The ACTs used in this study were also obtained from the National Malaria Control Programme. The drug regimen was changed at any given time depending on what the NMCP was supplying across the country. For instance, in July 2017, March 2018 and July 2018, we used artesunate-amodiaquine (AA) while in November 2017 we used artemether lumefanthrine (AL).

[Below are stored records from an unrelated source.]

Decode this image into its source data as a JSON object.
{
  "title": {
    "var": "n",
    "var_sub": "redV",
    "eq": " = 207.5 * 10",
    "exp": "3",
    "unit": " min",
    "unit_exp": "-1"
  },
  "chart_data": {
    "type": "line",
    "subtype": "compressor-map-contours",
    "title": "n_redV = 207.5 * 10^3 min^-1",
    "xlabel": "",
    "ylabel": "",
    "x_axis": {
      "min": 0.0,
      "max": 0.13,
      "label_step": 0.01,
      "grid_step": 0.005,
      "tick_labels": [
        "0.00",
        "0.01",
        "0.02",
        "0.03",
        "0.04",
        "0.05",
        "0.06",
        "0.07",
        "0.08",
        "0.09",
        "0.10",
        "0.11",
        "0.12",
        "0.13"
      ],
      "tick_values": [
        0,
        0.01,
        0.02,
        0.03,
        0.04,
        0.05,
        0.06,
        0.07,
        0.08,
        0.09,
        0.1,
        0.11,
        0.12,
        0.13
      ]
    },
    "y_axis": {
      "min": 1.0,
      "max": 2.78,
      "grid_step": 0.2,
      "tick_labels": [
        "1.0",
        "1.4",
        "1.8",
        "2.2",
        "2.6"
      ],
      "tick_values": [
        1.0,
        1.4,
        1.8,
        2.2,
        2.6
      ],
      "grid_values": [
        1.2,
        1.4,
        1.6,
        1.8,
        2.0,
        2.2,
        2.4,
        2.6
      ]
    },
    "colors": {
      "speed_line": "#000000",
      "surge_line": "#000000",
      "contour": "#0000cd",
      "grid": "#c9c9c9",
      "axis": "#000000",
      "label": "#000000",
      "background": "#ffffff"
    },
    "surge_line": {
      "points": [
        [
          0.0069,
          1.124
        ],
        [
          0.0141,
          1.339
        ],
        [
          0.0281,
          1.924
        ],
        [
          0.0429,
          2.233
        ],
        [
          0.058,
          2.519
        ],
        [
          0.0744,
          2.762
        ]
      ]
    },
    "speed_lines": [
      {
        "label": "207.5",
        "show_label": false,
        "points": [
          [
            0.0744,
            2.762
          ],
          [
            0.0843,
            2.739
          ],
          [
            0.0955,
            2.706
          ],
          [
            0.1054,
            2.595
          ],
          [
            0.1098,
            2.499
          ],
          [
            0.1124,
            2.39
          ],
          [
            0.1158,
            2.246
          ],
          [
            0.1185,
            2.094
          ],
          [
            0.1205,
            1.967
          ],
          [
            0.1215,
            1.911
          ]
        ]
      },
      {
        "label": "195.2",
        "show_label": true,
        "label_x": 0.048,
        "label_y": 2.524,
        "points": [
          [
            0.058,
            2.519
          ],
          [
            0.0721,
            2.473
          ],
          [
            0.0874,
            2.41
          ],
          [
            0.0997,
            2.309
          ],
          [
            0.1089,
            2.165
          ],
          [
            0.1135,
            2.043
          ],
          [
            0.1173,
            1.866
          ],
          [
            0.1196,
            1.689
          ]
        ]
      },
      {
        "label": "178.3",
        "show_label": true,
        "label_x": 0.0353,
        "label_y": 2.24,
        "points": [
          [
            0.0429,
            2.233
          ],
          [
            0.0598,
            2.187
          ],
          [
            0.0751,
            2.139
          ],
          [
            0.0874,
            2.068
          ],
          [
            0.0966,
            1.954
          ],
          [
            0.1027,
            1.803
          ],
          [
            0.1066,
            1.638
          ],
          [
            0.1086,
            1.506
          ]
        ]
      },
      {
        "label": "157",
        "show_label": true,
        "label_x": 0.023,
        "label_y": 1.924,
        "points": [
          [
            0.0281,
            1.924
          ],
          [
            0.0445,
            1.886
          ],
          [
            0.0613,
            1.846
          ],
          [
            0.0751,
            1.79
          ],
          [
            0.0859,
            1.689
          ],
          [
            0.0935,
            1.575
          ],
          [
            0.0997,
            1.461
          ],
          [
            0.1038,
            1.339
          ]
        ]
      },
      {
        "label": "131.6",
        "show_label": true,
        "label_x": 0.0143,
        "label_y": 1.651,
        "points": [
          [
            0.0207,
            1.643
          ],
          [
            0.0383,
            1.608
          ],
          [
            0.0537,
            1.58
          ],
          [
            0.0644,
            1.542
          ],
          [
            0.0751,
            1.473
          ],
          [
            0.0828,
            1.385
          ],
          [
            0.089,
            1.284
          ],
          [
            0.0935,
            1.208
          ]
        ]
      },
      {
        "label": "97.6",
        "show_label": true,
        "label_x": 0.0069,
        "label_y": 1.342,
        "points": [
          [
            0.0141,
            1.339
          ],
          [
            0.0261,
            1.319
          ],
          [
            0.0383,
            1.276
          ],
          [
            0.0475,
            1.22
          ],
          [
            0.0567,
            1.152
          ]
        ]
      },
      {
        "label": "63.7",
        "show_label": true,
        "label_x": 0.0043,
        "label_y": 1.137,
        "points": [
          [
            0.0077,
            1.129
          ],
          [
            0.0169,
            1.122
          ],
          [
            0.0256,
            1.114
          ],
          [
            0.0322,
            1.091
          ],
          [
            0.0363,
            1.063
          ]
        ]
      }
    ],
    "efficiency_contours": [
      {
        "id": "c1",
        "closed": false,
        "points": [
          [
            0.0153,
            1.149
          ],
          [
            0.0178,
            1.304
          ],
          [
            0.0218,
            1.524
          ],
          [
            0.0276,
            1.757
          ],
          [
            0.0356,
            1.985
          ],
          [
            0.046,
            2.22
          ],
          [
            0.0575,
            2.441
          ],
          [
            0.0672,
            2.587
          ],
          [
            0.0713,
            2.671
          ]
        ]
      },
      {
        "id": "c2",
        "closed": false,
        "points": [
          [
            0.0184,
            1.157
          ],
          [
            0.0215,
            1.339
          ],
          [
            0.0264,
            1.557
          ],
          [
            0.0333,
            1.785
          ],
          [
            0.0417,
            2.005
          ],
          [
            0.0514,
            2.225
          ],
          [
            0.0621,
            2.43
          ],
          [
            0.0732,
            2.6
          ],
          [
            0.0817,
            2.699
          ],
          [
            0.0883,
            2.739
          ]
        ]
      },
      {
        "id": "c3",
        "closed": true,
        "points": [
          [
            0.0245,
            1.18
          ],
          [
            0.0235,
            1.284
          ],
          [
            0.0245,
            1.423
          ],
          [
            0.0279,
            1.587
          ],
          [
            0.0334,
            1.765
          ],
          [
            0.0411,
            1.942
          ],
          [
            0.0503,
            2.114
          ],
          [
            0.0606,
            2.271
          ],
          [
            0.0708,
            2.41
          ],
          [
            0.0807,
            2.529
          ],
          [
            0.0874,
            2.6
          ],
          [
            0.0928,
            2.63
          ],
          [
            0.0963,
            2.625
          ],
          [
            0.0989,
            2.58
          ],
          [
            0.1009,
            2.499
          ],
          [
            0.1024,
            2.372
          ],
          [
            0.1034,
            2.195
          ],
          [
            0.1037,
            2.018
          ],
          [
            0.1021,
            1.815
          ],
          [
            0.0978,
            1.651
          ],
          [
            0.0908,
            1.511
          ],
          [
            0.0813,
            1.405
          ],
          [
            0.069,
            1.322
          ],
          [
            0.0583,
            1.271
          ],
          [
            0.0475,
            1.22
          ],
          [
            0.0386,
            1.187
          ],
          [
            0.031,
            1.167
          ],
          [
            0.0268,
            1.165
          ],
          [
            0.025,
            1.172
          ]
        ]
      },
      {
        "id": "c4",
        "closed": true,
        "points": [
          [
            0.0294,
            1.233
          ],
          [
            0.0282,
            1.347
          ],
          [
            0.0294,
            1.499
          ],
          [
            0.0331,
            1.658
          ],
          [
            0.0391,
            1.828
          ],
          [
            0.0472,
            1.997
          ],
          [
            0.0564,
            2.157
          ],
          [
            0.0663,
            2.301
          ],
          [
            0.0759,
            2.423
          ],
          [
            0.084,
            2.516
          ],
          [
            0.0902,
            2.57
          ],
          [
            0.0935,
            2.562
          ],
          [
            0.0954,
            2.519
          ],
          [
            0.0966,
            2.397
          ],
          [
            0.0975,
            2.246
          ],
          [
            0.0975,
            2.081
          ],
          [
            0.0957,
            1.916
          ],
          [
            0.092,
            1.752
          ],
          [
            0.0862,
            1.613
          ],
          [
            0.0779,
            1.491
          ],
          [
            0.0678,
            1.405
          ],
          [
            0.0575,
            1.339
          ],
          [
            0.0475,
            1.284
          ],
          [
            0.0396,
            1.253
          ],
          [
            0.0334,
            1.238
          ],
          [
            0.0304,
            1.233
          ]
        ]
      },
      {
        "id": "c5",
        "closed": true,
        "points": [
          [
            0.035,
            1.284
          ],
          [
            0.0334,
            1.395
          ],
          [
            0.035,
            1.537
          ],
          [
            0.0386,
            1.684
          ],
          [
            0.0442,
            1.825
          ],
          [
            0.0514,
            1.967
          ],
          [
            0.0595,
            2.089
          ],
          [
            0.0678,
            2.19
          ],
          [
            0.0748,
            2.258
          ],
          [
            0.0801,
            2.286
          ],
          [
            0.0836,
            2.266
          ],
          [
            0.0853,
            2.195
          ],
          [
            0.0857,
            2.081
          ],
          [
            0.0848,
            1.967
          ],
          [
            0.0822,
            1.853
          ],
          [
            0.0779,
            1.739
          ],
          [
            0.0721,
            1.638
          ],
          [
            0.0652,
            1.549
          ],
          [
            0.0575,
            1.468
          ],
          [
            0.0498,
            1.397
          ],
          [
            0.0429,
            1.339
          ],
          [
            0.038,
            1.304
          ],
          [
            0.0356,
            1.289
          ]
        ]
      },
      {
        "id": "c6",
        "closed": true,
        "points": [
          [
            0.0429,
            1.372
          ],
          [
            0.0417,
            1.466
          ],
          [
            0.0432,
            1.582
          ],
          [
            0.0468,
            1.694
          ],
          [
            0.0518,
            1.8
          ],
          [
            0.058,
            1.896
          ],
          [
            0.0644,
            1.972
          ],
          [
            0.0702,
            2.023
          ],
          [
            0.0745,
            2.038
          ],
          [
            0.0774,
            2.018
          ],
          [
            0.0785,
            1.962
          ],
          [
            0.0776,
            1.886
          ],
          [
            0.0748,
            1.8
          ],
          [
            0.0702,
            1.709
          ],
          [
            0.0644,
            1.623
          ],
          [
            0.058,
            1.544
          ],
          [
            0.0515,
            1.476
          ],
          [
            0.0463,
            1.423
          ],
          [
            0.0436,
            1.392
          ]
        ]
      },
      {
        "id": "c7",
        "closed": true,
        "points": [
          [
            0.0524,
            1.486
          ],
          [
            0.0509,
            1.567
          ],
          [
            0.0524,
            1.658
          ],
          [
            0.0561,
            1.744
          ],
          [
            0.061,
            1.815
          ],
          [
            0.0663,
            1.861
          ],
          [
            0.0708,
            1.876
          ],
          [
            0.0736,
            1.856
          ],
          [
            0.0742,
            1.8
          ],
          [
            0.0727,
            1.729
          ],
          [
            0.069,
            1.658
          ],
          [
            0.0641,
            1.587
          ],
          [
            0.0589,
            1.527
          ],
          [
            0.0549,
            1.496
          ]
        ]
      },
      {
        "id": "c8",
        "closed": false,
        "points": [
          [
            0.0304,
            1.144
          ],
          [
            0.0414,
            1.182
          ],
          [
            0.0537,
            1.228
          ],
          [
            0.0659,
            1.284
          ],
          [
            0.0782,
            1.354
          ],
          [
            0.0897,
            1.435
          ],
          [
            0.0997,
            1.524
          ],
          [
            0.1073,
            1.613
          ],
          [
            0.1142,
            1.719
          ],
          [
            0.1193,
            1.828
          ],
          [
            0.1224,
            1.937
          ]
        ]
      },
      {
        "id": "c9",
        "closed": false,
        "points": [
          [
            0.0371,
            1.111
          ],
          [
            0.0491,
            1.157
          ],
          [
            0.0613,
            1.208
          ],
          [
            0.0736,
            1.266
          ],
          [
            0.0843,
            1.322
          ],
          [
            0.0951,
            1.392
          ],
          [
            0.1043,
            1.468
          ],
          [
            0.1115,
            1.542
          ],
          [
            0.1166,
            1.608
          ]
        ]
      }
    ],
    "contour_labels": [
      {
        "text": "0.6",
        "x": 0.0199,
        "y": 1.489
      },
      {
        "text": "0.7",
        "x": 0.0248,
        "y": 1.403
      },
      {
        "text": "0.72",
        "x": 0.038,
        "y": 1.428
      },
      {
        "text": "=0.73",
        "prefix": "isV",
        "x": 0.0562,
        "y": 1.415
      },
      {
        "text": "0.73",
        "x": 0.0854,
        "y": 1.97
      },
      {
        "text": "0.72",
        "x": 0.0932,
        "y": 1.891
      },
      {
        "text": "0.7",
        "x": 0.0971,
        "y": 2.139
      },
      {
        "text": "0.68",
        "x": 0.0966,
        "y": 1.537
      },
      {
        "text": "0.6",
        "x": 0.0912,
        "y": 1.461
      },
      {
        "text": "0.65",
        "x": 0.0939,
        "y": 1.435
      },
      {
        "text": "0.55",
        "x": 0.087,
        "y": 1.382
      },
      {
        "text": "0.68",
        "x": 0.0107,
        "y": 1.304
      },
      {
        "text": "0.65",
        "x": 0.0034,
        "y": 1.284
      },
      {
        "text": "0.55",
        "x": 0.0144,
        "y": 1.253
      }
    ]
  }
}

Timely treatment of suspected febrile malaria cases in the community
To facilitate MTTT, two CBHVs from each community were recruited, trained and provided with the protocol, RDTs and ACTs. Between one MTTT intervention and the next, all children and adults reporting signs and symptoms of malaria were tested by CBHVs using RDTs. When confirmed to be carrying the malaria parasite, the CBHVs treated the participant promptly using ACTs following the malaria management protocols provided. The research team conducted monthly monitoring visits to interact with CBHVs involved in community-based management to ensure that the protocol was being respected and to replenish their stocks.
Data collection
To facilitate tracking and improve coverage, a community register was developed. Communities were divided into neighbourhoods and CBHVs were assigned a specific catchment area where they are well known. This allowed the CBHVs to schedule appointments with a particular household head before visiting to collect data. This enabled the CBHVs to visit when most of the household members were at home. In some instances, the CBHVs had to visit the houses more than once to be able to attend to all participants.
Following consent, axillary temperature of participant was recorded using a digital thermometer and blood was drawn from a finger prick for malaria testing. At baseline, all participants were tested using RDTs (prevalence survey) before treatment with ACT (intervention), when positive. The data resulting from this work were stored at the Noguchi Memorial Institute for Medical Research. Hospital data was also collected during the intervention months.
Data Management and Analysis
Data was analysed using SPSS (IBM SPSS Statistics 20, United States). The unit of enrolment was the household. Malaria prevalence was reported as proportion of participants confirmed during screening to be carrying the malaria parasite, and they were stratified by demographic variables such as age, sex and community. To determine whether treating asymptomatic parasitaemia had an effect on the incidence of symptomatic malaria during OPD attendance, hospital data were compared to intervention data. A Chi square statistic was used to compare prevalence of parasitaemia across age groups, gender and communities at the 95% confidence level (p=0.05). The p-values represent changes between temporal time points. Also, a regression analysis was conducted to test the effect of factors such as timeline, age, temperature and use of LLINs on the MTTT intervention.